|From Travel Writing for Journalists|
It grew from there, was destroyed and rebuilt as Lundenwic in the Middle Ages, and became a trading hub in Northern Europe. The river created London, and in part helped it become a world superpower for 300 years. The British Empire was built on shipping and trade -- London was at its center. The way that shipping got to London? You got it -- The River.
Even today London is built oriented towards the Thames. Parliament, the Tate Modern, Big Ben, the Tower of London and St. Paul's all look over the Thames. Tower Bridge silently stands sentinel, as the entrance into modern London. The Thames used to be incredibly polluted, but has been cleaned up in recent times.
It's a tidal river, which means it ebbs and flows with the tide, it's color, and it's look changes by the hour. It's a living, breathing thing, winding through the city it helped to create.

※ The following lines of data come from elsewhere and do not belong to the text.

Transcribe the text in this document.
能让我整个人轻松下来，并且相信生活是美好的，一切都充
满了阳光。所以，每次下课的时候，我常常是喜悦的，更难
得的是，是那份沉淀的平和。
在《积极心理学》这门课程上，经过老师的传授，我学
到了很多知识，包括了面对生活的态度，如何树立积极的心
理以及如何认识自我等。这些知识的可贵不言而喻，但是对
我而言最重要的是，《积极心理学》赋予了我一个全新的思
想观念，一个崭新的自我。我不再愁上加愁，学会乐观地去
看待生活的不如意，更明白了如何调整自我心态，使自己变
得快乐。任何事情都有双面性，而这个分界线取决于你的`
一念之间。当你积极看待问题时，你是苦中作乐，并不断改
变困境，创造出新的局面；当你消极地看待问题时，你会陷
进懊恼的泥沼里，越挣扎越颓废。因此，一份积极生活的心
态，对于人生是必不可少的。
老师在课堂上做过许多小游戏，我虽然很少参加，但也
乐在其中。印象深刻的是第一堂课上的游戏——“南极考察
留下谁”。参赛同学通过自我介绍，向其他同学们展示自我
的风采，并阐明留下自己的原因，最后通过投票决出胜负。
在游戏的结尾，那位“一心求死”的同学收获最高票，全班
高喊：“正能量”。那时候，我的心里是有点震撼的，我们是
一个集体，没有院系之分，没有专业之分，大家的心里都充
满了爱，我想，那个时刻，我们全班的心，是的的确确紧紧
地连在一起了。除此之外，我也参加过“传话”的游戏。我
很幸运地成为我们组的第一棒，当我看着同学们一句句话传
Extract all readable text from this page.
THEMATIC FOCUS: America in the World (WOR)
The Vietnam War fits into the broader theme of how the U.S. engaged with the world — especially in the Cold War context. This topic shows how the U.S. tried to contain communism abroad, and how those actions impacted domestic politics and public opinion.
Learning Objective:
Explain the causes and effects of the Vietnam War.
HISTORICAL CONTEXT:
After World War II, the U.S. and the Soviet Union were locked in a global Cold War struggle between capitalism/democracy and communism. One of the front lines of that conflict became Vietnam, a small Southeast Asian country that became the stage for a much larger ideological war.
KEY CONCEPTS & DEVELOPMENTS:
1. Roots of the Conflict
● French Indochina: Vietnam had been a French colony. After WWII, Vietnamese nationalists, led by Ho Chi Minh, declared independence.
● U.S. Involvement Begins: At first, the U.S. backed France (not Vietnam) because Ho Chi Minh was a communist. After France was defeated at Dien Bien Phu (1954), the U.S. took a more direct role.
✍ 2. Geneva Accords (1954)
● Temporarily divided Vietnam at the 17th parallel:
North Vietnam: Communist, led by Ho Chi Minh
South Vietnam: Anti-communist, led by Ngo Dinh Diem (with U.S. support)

Times have changed the way it used to look. In ancient times, the river was much wider, and dozens of tributaries flowed into it from both north and south. Those rivers are well known on their own -- and their names still lend their name to different areas in the city: The Fleet, The Walbrook, The Tyburn, and the River Westbourne among others. All these rivers now flow through pipes as part of London's extensive sewer system. There are still spots where some of these rivers pop up above ground, but for the most part they've become caged animals.
Joseph Bazalgette and his modern sewer system helped narrow the Thames, and make it a faster flowing river than it once was. Through all of the changes in the river, through all of the fires and plagues, in good times and bad times, the river has stood as the thread that runs through the ancient city. It has seen it all.
While in London, appreciate the river and it's history. Try to take a stroll along the South Bank at night if you can... the city opens up in front of you, and its negative image is illuminated along the length of the Thames. It's a sight you'll never forget.
That's why the Thames gets top billing on my list -- because none of the other nine sites would even exist if not for the river.